Deployment
DebianClub static deployment runbook: Cloudflare Pages config, build output, security headers, launch checks, rollback, and runtime monitoring.
Deployment connects the release readiness gates to the real launch path. DebianClub currently runs as a Next.js static export, deployed to Cloudflare Pages from web/out.
Deployment Model
| Layer | Current contract | Keep intact |
|---|---|---|
| Framework | Next.js output: 'export' | Do not depend on runtime SSR |
| Content source | web/content/docs | Key Chinese and English pages must exist or link to valid fallbacks |
| Search index | web/out/api/search/{locale} | Keep one shard per locale to avoid oversized files |
| Static assets | web/public copied into web/out | Images, favicon, robots, and headers ship with the export |
| Deployment config | Root wrangler.toml | pages_build_output_dir points to web/out |
Standard Launch Commands
Run from the repository root:
. "$HOME/.nvm/nvm.sh"
corepack pnpm --dir web types:check
corepack pnpm --dir web build
corepack pnpm --dir web release:checkFor Cloudflare Pages Git integration, keep the build command as:
corepack pnpm --dir web install --frozen-lockfile
corepack pnpm --dir web buildKeep the output directory as:
web/outCI Release Gate
The repository includes the Web Release Check workflow. It runs on pull requests, relevant main branch changes, and manual dispatch:
| Step | Purpose |
|---|---|
| Install dependencies | Keep installs reproducible with web/pnpm-lock.yaml |
| Type check | Validate MDX, Next route types, and TypeScript |
| Static build | Generate the full web/out export |
| Smoke check | Start a local static preview and verify key routes plus search JSON |
| Release gate | Verify key pages, search shards, headers, and deployment config |
The workflow only needs contents: read permission and does not publish. Actual deployment still belongs to Cloudflare Pages or the manual release path.
Headers And Caching
web/public/_headers is copied to web/out/_headers. The current strategy has three groups:
| Path | Policy |
|---|---|
/_next/static/* | Long cache for content-hashed files |
/api/search/* | JSON Content-Type and moderate cache |
/og/docs/*, /images/*, /assets/* | Daily cache for generated and static assets |
Site-wide security headers should include at least X-Content-Type-Options, Referrer-Policy, X-Frame-Options, and Permissions-Policy. If the site later adds third-party scripts or embedded content, evaluate CSP separately instead of adding a strict CSP without mapping every resource source.
Pre-Launch Sampling
After local preview is running, you can run the smoke script directly:
SMOKE_BASE_URL=http://localhost:43018 corepack pnpm --dir web smoke:checkThe script checks key Chinese and English paths, /api/search/zh, /api/search/en, sitemap.xml, and robots.txt. For manual sampling, use:
for path in / /en /release-readiness /en/release-readiness /deployment /en/deployment /tools /en/tools /api/search/zh /api/search/en; do
curl -L -s -o /tmp/debianclub-deploy-check.html -w "%{http_code} $path\n" "http://localhost:43018$path"

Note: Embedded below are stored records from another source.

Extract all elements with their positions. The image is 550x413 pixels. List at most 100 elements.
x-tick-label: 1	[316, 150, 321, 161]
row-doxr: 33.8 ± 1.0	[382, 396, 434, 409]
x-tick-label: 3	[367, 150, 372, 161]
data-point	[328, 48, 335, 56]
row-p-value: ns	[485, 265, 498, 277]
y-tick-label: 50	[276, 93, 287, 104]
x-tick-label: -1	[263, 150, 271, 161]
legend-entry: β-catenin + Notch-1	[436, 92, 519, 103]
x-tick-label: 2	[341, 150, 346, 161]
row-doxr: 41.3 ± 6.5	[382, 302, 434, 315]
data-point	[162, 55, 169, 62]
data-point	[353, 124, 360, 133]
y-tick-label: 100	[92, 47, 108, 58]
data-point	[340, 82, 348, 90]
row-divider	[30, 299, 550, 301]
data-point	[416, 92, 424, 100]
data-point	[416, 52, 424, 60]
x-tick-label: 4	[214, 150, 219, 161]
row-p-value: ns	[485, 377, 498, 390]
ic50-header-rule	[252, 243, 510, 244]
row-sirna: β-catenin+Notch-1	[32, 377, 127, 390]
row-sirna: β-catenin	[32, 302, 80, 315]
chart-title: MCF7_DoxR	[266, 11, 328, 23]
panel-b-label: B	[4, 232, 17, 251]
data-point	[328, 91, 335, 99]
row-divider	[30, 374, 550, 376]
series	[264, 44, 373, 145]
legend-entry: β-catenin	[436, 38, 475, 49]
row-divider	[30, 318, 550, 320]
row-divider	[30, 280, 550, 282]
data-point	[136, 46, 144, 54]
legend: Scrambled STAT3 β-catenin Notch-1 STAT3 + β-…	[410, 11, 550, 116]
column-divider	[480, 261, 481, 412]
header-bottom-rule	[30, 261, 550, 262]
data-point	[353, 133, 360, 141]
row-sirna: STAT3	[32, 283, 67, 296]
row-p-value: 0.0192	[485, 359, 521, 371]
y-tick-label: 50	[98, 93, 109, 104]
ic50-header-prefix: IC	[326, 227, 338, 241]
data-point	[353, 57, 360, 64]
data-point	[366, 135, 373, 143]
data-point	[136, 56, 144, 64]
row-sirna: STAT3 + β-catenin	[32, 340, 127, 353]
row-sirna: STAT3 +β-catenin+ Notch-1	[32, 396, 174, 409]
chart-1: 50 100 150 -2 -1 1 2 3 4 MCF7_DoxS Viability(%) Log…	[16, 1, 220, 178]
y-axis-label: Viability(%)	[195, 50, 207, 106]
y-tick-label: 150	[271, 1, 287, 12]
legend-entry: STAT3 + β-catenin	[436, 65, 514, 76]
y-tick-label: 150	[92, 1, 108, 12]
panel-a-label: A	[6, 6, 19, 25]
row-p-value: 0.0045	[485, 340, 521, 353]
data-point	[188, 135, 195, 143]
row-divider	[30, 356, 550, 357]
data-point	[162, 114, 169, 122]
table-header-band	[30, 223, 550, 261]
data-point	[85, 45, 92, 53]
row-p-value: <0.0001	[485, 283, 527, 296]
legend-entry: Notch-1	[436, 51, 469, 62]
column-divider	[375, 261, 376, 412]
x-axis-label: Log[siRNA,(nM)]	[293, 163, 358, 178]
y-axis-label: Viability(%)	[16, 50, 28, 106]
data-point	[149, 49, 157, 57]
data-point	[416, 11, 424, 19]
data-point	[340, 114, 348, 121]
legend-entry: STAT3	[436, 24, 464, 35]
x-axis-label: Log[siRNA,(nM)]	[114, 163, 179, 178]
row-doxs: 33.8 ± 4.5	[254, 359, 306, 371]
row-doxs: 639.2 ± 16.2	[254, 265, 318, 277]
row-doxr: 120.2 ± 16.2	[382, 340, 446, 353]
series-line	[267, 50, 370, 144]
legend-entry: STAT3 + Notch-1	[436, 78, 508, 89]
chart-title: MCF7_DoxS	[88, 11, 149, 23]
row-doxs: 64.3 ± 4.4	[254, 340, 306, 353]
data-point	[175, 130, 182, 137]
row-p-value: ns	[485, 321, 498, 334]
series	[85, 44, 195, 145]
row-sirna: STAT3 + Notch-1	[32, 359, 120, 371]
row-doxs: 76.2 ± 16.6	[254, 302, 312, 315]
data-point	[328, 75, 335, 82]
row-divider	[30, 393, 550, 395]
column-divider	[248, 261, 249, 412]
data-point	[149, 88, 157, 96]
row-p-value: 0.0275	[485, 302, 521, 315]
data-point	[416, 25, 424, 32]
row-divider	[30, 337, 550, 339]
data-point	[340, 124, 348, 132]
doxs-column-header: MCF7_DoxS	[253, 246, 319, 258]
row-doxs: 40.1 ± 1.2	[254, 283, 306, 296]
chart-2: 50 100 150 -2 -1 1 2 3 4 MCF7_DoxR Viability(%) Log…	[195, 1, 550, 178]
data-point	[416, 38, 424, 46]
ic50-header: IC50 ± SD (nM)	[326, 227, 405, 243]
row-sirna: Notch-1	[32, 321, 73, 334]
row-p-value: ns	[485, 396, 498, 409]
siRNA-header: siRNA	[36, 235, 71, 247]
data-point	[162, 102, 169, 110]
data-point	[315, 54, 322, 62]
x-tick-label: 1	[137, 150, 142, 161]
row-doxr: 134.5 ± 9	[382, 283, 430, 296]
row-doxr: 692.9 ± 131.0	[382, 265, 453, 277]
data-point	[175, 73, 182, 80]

doneEvery path should return 200. If preview uses another port, replace 43018.
Rollback Flow
If a deployment introduces a blank screen, broken search, 404 routes, or MIME issues, handle it in this order:
- Roll back to the previous successful Cloudflare Pages deployment.
- Compare
web/out/_headers,web/out/api/search, andweb/out/sitemap.xmlbetween the failed build and the previous build. - Re-run
types:check,build, andrelease:check. - Validate the minimum route set:
/,/en,/deployment,/en/deployment,/api/search/zh,/api/search/en.
Runtime Monitoring
After launch, watch these signals first:
- 200 responses for home, AI Skills, tools, and deployment pages.
- Response status and file size for
/api/search/{locale}. - Browser console errors for hydration mismatch, MIME type problems, or static asset 404s.
- Whether the latest Cloudflare Pages deployment uses the expected commit and the same
web/out. - Client-side blocking of external analytics scripts should not affect core site features.